A FEM cluster-based basis reduction method for shakedown analysis of heterogeneous materials

Shakedown analysis with Melan’s theorem is an important approach to predicting the ultimate load-bearing capacity of heterogeneous materials under varying loads. However, this approach entails dealing with a large-scale nonlinear mathematical programming problem with numerous element-wise yielding constraints and unknown time-independent beneficial residual stress variables, resulting in a substantial computational burden. The well-known basis reduction method expresses the unknown time-independent beneficial residual stress as a linear combination of a set of self-equilibrium stress (SES) bases, and the corresponding coefficients are the unknowns. This method is effective only if the set of SES basis vectors is small and easily available. Based on the representative volume element (RVE) and FEM-cluster based analysis (FCA) method, this paper proposes a FEM cluster-based basis reduction method to fast predict the shakedown domain of heterogeneous materials.
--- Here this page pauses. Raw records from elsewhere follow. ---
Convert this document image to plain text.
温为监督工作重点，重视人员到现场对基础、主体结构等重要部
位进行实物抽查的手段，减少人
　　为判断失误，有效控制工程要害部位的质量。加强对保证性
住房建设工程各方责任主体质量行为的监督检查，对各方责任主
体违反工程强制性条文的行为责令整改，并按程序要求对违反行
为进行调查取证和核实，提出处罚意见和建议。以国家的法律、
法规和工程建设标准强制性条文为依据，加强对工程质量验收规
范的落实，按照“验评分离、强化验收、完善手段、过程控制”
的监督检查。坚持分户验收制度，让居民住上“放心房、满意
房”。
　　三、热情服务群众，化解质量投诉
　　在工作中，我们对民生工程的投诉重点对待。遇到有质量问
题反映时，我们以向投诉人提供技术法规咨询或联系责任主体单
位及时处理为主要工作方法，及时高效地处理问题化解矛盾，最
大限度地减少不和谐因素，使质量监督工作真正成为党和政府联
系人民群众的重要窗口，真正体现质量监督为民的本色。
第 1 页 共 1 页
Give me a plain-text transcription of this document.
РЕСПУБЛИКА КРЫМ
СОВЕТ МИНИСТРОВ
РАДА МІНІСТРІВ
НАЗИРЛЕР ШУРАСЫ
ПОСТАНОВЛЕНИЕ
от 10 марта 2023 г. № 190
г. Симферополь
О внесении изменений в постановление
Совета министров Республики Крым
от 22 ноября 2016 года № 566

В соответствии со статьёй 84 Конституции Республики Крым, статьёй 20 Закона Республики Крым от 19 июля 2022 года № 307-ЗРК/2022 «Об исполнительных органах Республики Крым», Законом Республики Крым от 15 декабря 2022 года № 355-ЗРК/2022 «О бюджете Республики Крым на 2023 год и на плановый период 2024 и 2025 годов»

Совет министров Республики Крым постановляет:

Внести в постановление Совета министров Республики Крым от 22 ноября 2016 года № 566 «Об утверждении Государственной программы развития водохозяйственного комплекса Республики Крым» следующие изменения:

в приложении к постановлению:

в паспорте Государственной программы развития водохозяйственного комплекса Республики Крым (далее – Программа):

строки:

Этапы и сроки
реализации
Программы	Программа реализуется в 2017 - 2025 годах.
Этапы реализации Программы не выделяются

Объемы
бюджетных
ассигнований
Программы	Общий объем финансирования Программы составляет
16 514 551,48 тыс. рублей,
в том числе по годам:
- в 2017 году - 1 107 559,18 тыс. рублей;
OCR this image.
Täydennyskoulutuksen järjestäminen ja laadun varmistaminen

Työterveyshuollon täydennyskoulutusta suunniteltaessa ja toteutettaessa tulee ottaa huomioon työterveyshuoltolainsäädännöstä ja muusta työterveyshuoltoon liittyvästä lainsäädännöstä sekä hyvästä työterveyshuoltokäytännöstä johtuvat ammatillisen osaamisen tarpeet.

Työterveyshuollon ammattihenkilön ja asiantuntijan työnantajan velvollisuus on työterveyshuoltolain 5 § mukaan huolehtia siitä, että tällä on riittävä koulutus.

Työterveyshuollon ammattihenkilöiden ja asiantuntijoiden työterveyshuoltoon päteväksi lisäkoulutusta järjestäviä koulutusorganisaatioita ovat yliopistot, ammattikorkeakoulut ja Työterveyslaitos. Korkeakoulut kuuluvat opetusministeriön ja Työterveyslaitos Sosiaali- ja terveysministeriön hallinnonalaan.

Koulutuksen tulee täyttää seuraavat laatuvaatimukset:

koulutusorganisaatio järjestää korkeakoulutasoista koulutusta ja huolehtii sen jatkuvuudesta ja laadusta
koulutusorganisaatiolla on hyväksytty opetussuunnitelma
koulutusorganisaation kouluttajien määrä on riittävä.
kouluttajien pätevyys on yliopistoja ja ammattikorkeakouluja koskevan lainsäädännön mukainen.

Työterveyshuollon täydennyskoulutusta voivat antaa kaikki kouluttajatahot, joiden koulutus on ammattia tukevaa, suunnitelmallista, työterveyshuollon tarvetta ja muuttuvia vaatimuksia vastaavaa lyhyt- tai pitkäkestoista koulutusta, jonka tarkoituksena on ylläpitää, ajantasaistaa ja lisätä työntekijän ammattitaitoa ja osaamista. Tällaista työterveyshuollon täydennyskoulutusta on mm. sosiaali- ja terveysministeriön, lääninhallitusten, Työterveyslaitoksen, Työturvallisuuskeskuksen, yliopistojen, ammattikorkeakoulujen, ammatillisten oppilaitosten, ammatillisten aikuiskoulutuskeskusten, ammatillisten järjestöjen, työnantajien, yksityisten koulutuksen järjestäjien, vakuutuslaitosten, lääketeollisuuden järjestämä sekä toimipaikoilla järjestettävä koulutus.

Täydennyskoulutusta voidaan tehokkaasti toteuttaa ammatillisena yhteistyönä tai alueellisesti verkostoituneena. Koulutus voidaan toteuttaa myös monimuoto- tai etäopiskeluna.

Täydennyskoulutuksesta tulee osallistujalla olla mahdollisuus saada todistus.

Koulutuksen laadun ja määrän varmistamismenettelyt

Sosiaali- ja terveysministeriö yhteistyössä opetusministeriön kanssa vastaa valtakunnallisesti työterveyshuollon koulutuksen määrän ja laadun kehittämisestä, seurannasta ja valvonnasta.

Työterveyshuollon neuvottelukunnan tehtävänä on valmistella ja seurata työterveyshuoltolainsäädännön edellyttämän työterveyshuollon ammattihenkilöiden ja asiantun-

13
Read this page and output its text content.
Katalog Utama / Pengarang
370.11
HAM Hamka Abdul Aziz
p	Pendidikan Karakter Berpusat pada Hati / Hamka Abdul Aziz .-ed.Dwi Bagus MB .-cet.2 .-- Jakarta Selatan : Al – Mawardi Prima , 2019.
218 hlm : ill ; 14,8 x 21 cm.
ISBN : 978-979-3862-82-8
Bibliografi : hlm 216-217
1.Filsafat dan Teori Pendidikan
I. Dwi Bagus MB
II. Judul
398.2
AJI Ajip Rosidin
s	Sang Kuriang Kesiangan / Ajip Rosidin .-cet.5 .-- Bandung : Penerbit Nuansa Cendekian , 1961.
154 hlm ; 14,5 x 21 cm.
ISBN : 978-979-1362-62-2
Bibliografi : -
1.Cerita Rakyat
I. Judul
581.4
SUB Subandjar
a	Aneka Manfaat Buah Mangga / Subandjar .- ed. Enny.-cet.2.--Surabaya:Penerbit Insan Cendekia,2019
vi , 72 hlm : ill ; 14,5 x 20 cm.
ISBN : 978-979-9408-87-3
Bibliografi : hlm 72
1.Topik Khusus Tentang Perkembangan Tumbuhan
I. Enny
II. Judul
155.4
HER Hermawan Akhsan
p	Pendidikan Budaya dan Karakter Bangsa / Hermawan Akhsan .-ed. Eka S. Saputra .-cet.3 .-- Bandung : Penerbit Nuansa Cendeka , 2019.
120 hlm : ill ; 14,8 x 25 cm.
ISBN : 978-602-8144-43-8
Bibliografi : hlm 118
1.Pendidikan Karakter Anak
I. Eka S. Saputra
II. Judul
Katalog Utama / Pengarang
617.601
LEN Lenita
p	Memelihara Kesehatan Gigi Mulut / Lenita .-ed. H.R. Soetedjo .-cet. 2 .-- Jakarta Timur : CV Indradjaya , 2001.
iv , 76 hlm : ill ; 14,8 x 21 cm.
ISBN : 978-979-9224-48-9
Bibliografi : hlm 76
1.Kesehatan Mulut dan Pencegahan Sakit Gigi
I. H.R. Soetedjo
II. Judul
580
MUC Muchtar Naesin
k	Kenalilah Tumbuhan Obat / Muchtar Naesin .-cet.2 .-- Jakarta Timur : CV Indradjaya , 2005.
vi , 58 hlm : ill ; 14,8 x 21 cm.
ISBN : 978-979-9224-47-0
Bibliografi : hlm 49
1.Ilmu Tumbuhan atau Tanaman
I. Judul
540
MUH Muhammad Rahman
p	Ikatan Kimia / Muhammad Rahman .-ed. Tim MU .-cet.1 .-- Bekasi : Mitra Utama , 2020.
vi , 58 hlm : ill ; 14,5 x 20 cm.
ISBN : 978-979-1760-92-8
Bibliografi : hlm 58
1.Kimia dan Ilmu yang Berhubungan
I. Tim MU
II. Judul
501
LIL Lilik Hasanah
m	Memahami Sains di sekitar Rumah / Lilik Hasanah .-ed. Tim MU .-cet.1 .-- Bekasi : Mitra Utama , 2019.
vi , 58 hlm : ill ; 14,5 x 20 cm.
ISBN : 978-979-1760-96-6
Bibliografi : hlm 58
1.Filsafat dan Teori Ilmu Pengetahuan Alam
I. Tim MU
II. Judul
The novel data-driven clustering method is introduced to divide the RVE into several clusters. The SES basis is constructed by applying the cluster eigenstrain to RVE under periodic boundary conditions. Numerical experiments show that the unknown time-independent beneficial residual stress can be well represented with this small set of SES basis vectors. In this way, the unknown variables are reduced dramatically. In addition, to further reduce the number of nonlinear constraints, a constraint reduction strategy based on the reduced-order model of FCA is implemented to remove the element-wise yielding constraints for the elements far from yielding. Several numerical examples demonstrate its efficiency and accuracy.